When we hear the term “damage to hearing” we automatically think of industries where for example the use of pneumatic drills is commonplace and there is constant noise. However, a gradual erosion of quality of hearing can occur in a variety of different working environments such as pubs and clubs and loud recreational areas. In order to avoid this type of injury, and prevent personal injury claims, employers are obliged to offer protective equipment, sufficient break time away from the working environment and also extensive training.

When can employees claim compensation?

While it will depend upon each individual claim as to how far it can be taken, the general consensus is that an employee may have a compensation claim if an employer has been negligent in their responsibility to protect the health and safety of the workforce. This obligation can be mitigated to a certain extent by training, protective clothing where applicable and ensuring that the workplace is as safe as possible. The use of appropriate signage is also something which is overlooked by many employers but warning of potential problems can mitigate any legal action further down the line.

It is also vital that employers learn from past experiences with regards to compensation claims. If for instance a particular process or particular part of the workplace environment has caused issues in the past, then these should be addressed. Sometimes this may need minimal or significant investment but this is more than worth it in the long-term both in terms of health and safety, possible compensation payouts and unwanted bad publicity.

Industry guidelines

When doing a health and safety review of the workplace it can be difficult to catch every potential issue without taking guidance. This is where industry bodies can and do play a major role in preventing personal injury claims because they bring together the experience of their members for the benefit of all employers and employees. If you are seen to abide by industry guidelines this can strengthen any defence when a personal injury claim is made against you.

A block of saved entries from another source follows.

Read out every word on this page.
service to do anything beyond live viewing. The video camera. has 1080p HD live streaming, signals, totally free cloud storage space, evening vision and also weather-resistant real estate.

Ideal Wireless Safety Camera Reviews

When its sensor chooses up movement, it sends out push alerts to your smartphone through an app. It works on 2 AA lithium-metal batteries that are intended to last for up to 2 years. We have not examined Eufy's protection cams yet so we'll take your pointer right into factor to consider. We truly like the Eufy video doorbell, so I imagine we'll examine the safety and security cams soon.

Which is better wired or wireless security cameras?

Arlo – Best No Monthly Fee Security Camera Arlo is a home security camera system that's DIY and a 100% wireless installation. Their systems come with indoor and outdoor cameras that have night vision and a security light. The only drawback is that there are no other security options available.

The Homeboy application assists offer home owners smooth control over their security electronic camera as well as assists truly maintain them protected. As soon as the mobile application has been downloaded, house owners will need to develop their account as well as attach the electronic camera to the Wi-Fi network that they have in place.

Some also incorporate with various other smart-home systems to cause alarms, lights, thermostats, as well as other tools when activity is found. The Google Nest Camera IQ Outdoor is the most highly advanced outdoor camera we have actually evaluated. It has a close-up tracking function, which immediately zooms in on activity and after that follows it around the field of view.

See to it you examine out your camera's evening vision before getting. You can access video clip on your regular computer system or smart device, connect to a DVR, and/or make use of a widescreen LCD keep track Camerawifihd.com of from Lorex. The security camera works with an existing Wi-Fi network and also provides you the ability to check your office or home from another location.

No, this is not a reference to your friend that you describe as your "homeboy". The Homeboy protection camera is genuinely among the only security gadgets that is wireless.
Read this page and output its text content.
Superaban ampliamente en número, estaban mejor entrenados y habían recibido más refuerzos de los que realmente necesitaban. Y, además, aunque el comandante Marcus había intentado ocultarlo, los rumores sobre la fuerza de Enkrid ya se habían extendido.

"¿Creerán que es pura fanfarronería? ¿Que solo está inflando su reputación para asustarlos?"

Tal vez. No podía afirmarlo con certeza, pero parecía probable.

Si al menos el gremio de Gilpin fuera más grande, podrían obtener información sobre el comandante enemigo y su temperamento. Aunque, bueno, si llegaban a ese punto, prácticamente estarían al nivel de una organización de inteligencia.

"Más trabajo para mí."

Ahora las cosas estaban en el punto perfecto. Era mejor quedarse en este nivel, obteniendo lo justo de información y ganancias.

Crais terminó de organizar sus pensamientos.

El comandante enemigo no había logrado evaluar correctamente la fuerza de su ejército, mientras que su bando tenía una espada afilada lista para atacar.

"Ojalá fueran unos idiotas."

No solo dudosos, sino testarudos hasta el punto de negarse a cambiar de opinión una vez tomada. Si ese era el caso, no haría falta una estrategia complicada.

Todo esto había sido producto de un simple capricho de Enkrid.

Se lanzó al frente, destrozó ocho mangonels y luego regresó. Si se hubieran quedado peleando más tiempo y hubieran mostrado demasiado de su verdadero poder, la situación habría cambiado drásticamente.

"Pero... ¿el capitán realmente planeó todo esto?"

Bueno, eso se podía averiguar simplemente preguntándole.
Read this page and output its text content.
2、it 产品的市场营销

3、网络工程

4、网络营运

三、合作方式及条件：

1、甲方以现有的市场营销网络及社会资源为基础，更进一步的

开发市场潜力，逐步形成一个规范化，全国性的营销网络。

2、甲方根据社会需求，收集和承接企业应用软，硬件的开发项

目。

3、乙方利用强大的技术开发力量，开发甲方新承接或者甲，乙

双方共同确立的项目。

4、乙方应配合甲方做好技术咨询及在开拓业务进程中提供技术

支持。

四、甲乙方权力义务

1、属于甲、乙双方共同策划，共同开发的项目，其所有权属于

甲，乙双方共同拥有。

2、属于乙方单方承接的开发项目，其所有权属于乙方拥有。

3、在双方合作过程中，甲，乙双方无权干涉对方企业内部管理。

Let’s not forget, while there are obviously financial implications in the event of preventable accidents in the workplace, first and foremost it is the health and safety of employees which comes first. The potential financial savings going forward are a win-win for all parties because they allow further investment into the business and better morale between the employer and employees.

Health and safety should be a priority

Running any business today is challenging and very often health and safety issues are put to one side when money is tight. However, it is imperative that business owners take a more long-term view of health and safety because an initial investment today can repay itself many times over by preventing personal injury claims in the future. Even though some health and safety issues may require structural changes or investment in protective clothing, the vast majority can be addressed by simple maintenance, staff training and the use of appropriate warning signage.

At the end of the day, employers and employees would rather not have the conflict which is often caused by personal injury claims.